Friday, June 1, 2007

The Soul Sucking Suburbs

We were a family of suburbanites... Mom, Dad, four children and a dog, who moved to a small town and have been changed by it. Living in a small town is dramatically different than living in a suburb, in big ways (the distance to things) and in small ways (many stores don't take credit cards).

Pete and I spent the first 35 years of our lives in the suburbs. We have always lived in the suburbs. We knew no other way. Suburbs are so darn convenient. We were near work, a variety of restaurants, the mall... Target. We had a new, lovely house in a pretty neighborhood. All around us were identical homes with other families... we think. We never actually saw other people.

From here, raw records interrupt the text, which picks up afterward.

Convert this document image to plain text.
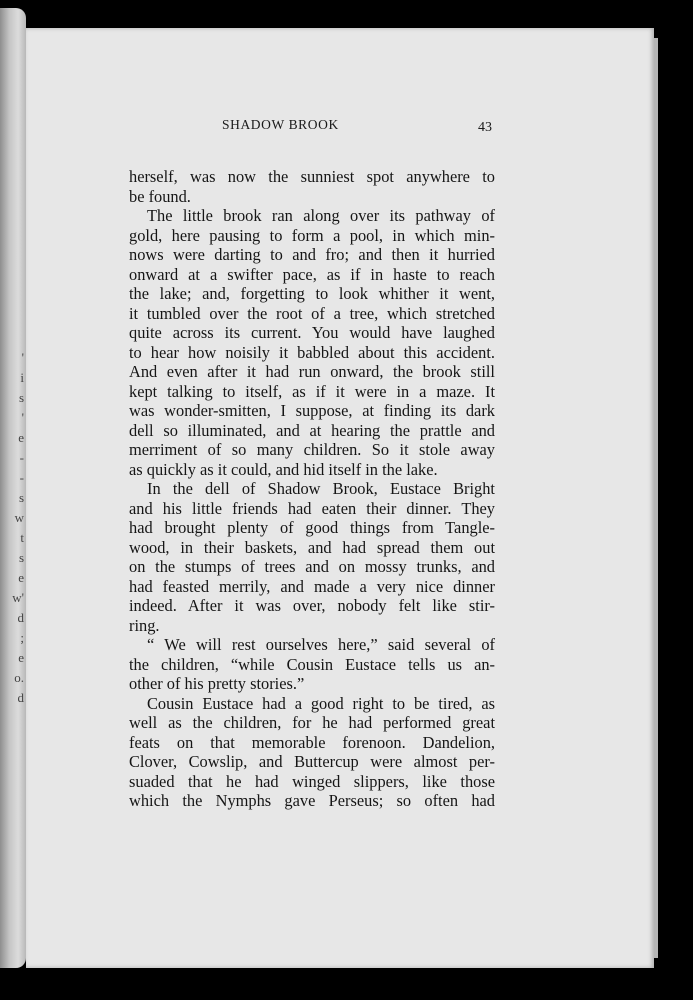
'
i
s
'
e
-
-
s
w
t
s
e
w'
d
;
e
o.
d
SHADOW BROOK	43
herself, was now the sunniest spot anywhere to
be found.
The little brook ran along over its pathway of
gold, here pausing to form a pool, in which min-
nows were darting to and fro; and then it hurried
onward at a swifter pace, as if in haste to reach
the lake; and, forgetting to look whither it went,
it tumbled over the root of a tree, which stretched
quite across its current. You would have laughed
to hear how noisily it babbled about this accident.
And even after it had run onward, the brook still
kept talking to itself, as if it were in a maze. It
was wonder-smitten, I suppose, at finding its dark
dell so illuminated, and at hearing the prattle and
merriment of so many children. So it stole away
as quickly as it could, and hid itself in the lake.
In the dell of Shadow Brook, Eustace Bright
and his little friends had eaten their dinner. They
had brought plenty of good things from Tangle-
wood, in their baskets, and had spread them out
on the stumps of trees and on mossy trunks, and
had feasted merrily, and made a very nice dinner
indeed. After it was over, nobody felt like stir-
ring.
“ We will rest ourselves here,” said several of
the children, “while Cousin Eustace tells us an-
other of his pretty stories.”
Cousin Eustace had a good right to be tired, as
well as the children, for he had performed great
feats on that memorable forenoon. Dandelion,
Clover, Cowslip, and Buttercup were almost per-
suaded that he had winged slippers, like those
which the Nymphs gave Perseus; so often had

And that was what was strange... we knew that the houses were owned by people but no one visited the neighborhood swimming pool. The playground sat empty. The only living beings on the walking paths were squirrels. For the longest time, we didn't question this, we just accepted it as the status quo. "Well, both parents work and the children are at school or daycare all day. Bummer for us, as a homeschooling family.".

One summer though, our eyes were opened as to how weird all of this was. In a neighborhood of 300 houses, that swimming pool should have been packed. As my children splashed listlessly, looking around for some playmates, it dawned on me that this was creepy... like a Twilight Zone episode. I would hum to myself, "Where have all the children gone? Long time passing...".

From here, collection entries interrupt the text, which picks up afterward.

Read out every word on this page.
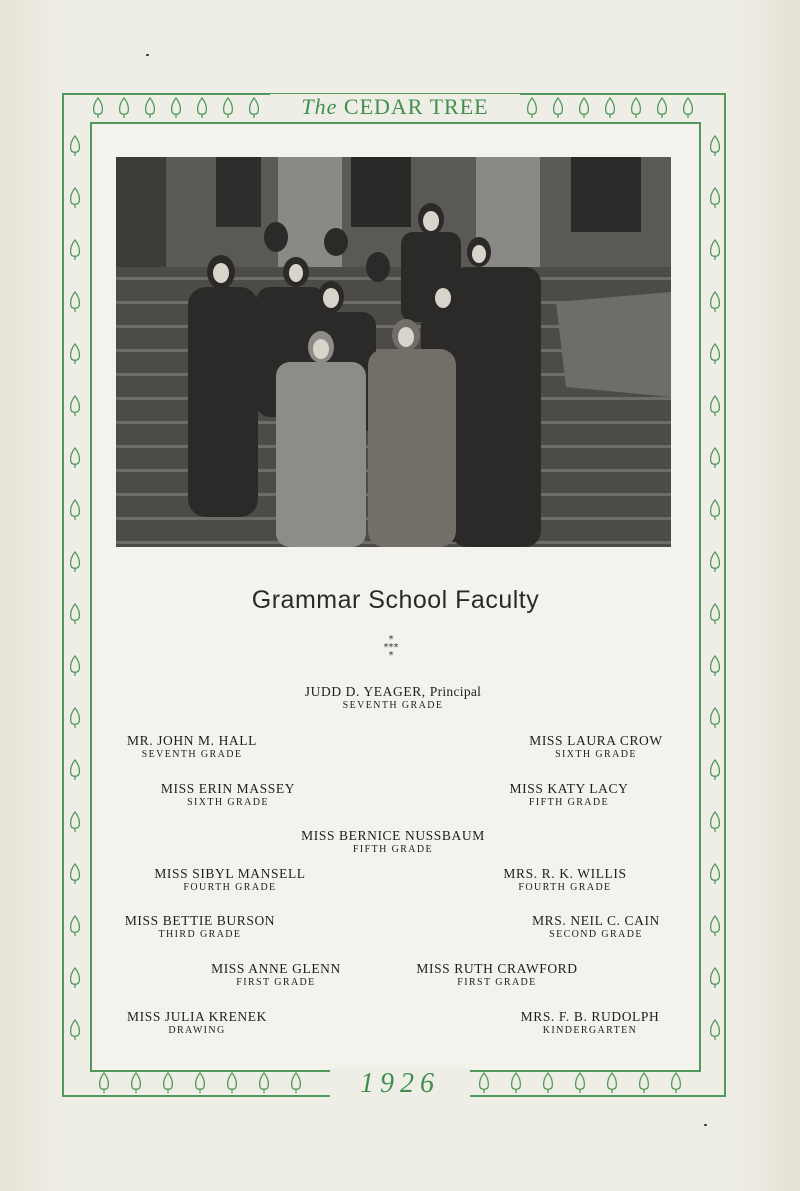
The CEDAR TREE
Grammar School Faculty
*
***
*
JUDD D. YEAGER, Principal
SEVENTH GRADE
MR. JOHN M. HALL
SEVENTH GRADE
MISS LAURA CROW
SIXTH GRADE
MISS ERIN MASSEY
SIXTH GRADE
MISS KATY LACY
FIFTH GRADE
MISS BERNICE NUSSBAUM
FIFTH GRADE
MISS SIBYL MANSELL
FOURTH GRADE
MRS. R. K. WILLIS
FOURTH GRADE
MISS BETTIE BURSON
THIRD GRADE
MRS. NEIL C. CAIN
SECOND GRADE
MISS ANNE GLENN
FIRST GRADE
MISS RUTH CRAWFORD
FIRST GRADE
MISS JULIA KRENEK
DRAWING
MRS. F. B. RUDOLPH
KINDERGARTEN
1926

I realized that we were deeply lonely, even though we were surrounded by people. I could go to Meijer's and not run into a single person I knew, even though I'd been living two blocks away for seven years. That's not right.

One day it occured to me, "We could all drop dead in this house from carbon monoxide poisoning and no one would know for months.". That's how connected we were to our neighbors. Everyone was living their lives in the fortress of their own homes and not building relationships. We were going through the motions of having a life but it didn't feel like living. There had to be something different, something better... an authentic life.

To make a long, exhilarating and frustrating story short, one summer we discovered an honest-to-goodness small town about 40 miles west of us. Much to our surprise, we moved there. It's been a life-changing experience with wonderful moments and difficult ones. It's not utopia, to be sure. But it has always felt authentic, messy, real. We've gotten our souls back.